Alles in allem sind Italiens mittelalterliche Städte mit ihren malerischen Kopfsteinpflastern, verwinkelten Gassen und Gemäuern kein bißchen behindertenfreundlich. Die Bürgersteige — wo es sie gibt — fallen oft schräg ab und sind für Rollstuhlfahrer daher ein Balance- und Kraftakt. Andere sind wiederum derart hoch, daß sie für alles Rollende unüberwindbare Barrieren darstellen. Wo es zur Auffahrt mal eine Rampe gibt, dient sie vor allem dazu, das Gewissen der Behörden zu beruhigen: Allzu schräg geschnitten bleiben sie unbrauchbar. Rollstuhlfahrer müssen es also mit den Autos aufnehmen: Abgase einatmen und ihr Leben riskieren, wenn sie sich selbständig in der Stadt fortbewegen wollen.

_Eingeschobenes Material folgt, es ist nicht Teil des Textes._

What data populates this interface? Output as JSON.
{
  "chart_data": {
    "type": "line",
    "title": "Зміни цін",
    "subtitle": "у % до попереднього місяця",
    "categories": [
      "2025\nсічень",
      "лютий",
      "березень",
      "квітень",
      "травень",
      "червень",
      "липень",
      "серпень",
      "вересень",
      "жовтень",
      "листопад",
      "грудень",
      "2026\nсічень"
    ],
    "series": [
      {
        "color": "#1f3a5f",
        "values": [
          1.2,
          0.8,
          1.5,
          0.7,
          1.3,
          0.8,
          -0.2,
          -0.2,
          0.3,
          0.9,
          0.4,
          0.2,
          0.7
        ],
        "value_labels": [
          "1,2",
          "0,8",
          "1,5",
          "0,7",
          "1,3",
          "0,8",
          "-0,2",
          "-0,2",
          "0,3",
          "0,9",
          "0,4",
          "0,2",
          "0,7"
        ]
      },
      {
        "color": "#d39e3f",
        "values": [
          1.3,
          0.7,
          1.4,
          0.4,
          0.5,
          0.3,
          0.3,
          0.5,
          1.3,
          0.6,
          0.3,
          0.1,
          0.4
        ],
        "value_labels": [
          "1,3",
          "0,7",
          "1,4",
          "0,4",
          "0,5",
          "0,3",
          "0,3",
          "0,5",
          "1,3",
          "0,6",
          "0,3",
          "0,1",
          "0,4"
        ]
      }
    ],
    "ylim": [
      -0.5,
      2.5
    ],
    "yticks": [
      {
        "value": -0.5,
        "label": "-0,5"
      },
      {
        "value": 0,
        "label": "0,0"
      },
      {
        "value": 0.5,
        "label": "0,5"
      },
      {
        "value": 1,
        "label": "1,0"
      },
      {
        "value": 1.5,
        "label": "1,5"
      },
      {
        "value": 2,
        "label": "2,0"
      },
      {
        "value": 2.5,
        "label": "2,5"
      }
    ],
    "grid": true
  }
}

Italien gilt allgemein als das Land mit der vorbildlichen Integration von Behinderten in das „normale“ Alltagsleben. Seit rund 20 Jahren werden selbst schwerstbehinderte Kinder in die Regelschule integriert, seit 1978 sind alle geschlossenen Anstalten nach und nach geschlossen worden — heute gibt es keine Sondereinrichtungen mehr. Menschen mit körperlichen, geistigen oder seelischen Problemen werden weitgehend ambulant betreut. Behinderte gehören zum Straßenbild. Wie kommt es, daß die Integration bei der individuellen Fortbewegung aufhört?

An Gesetzen zur Abschaffung der architektonischen Barrieren fehlt es nicht. Bei allen neuen öffentlichen Gebäuden müssen die Bedürfnisse der Behinderten berücksichtigt werden. Nur — die Mehrzahl aller öffentlichen Gebäude ist in Italien „antik“. Zwar gibt es seit 1989 ein Gesetz, wonach zehn Prozent der für den Städtebau verwendeten Gelder für die Behebung der Barrieren ausgegeben werden sollen — allein, es fehlen die Kontrollen und Sanktionen. Zwischen dem Gesetz und seiner Anwendung klaffen Welten.

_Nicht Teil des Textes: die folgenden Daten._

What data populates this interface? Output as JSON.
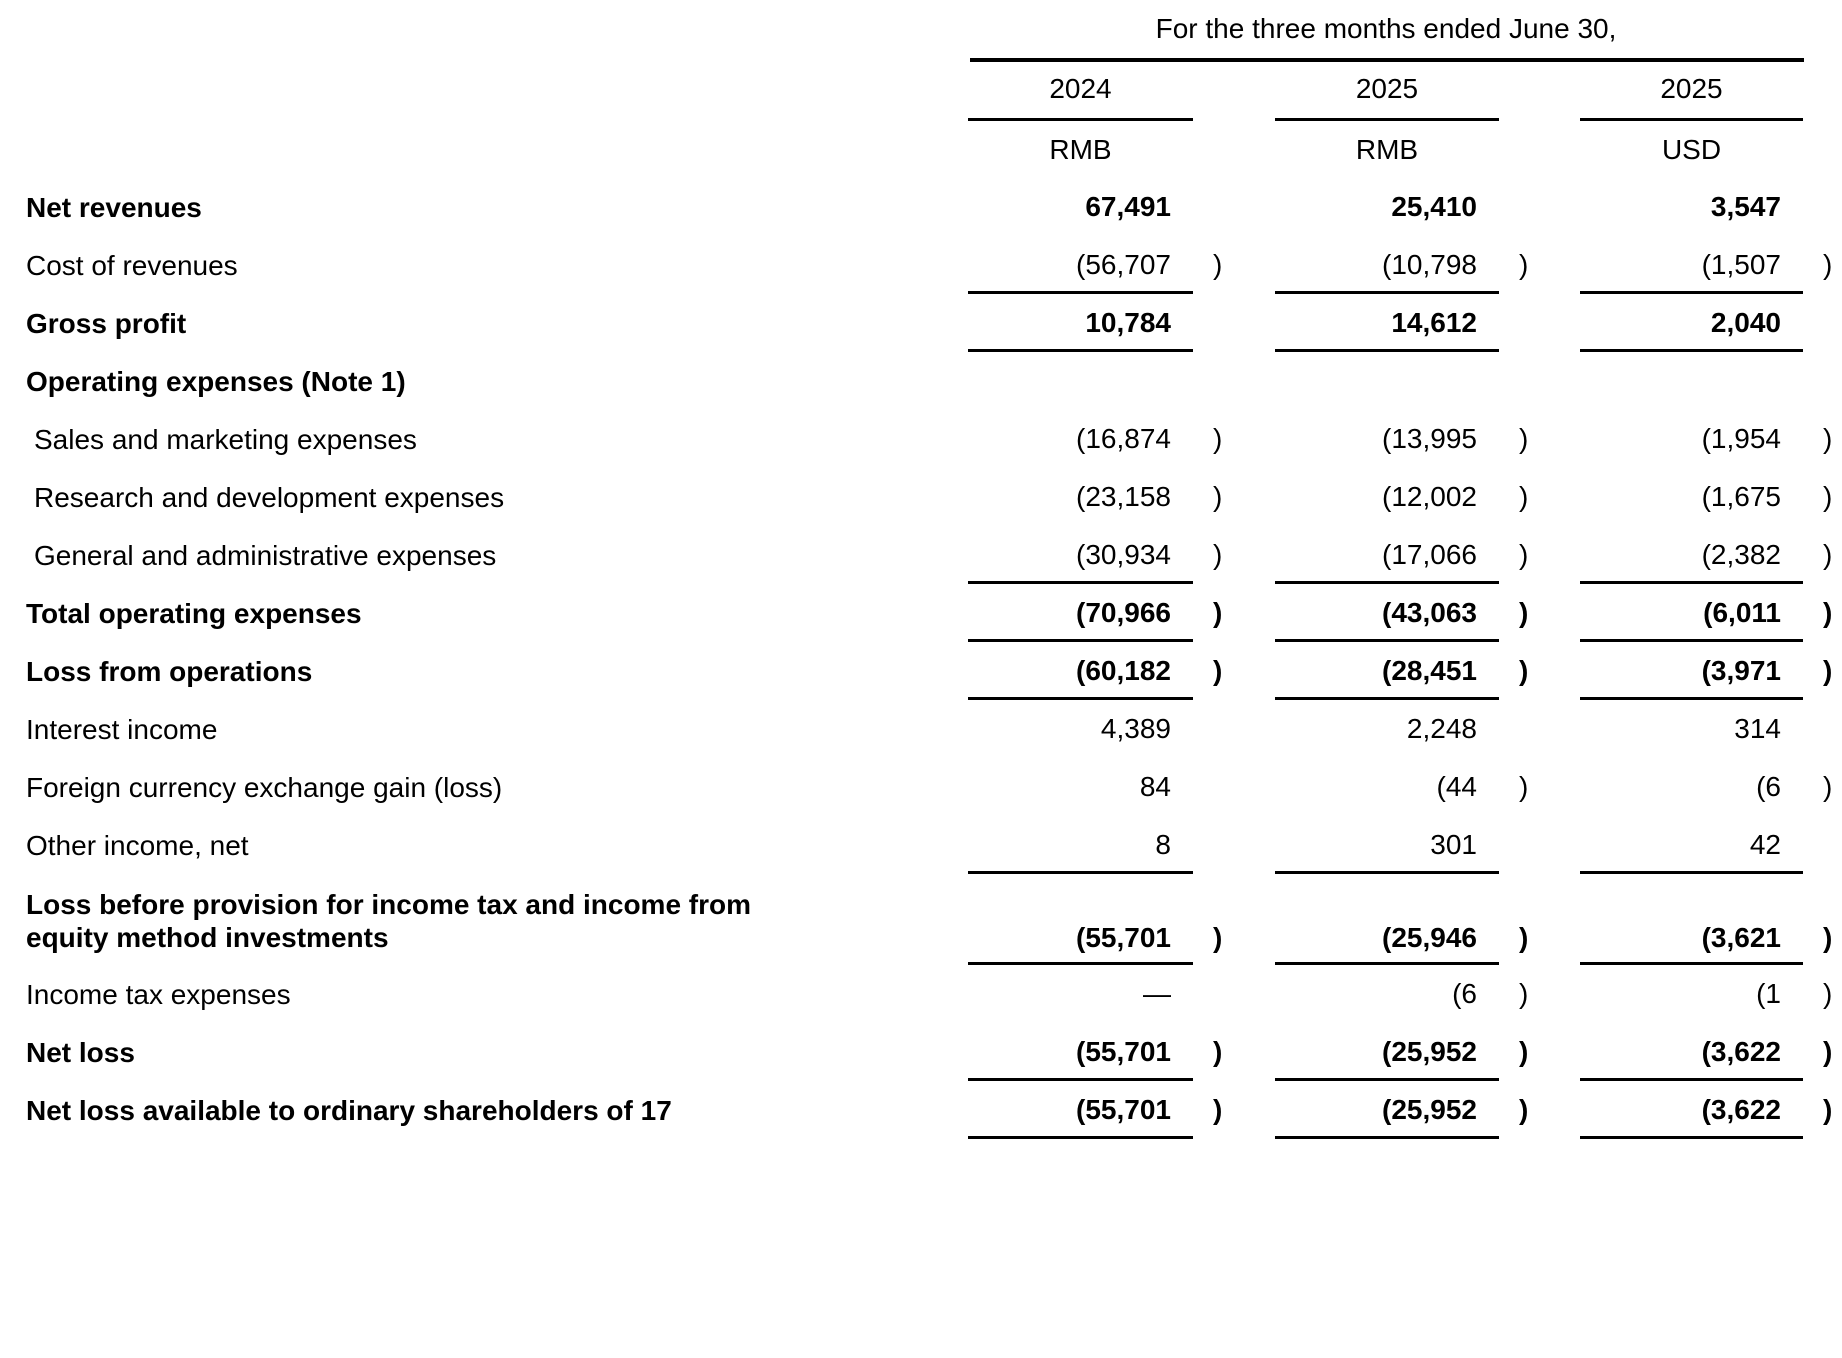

Was funktioniert, sind die organisierten Transporte. So ist für alle behinderten Kinder bestens gesorgt. Sie werden morgens mit dem Spezialbus des Gesundheitsamtes zu Hause abgeholt und in die Regelschule gebracht, nach Schulschluß heimgebracht, nachmittags zur Therapie gefahren und wieder zurück. Doch wenn die Schulzeit endet, fallen viele in ein tiefes Loch. Zwar gibt es therapeutische Werkstätten und die Gesundheitsämter versuchen, Arbeitsplätze für behinderte Jugendliche zu finden, doch gelingt dies nur in den weniger schweren Fällen. Die Glücklichen, die Arbeit haben, werden wieder hin- und hergefahren. Das alles, meint Gennaro Massotti, der für die „Nationale Liga für das Recht der Behinderten auf Arbeit“ spricht, sei gut gemeint, aber im Ansatz falsch. Er wünscht sich, daß alle Behinderten am normalen Straßenverkehr teilnehmen können.

Die Liga fordert ein „Recht auf Bewegung“, und das nicht nur nach 48stündiger Voranmeldung beim Fahrdienst. Verkehrsmittel sollen für alle Behinderte benutzbar sein. Behinderte wollen auch in ihrer Freizeit integriert sein und nicht vom Mitleid freiwilliger, oft kirchlicher Helfer abhängen. Obwohl es die gesetzlichen Grundlagen längst gibt, muß jede Sondervorrichtung hart erkämpft werden. Zum Glück verfügen die Behindertenorganisationen des Landes über regen Kampfgeist, doch manches Individuum kapituliert vor den Schwierigkeiten und bleibt zu Hause, in der Isolation.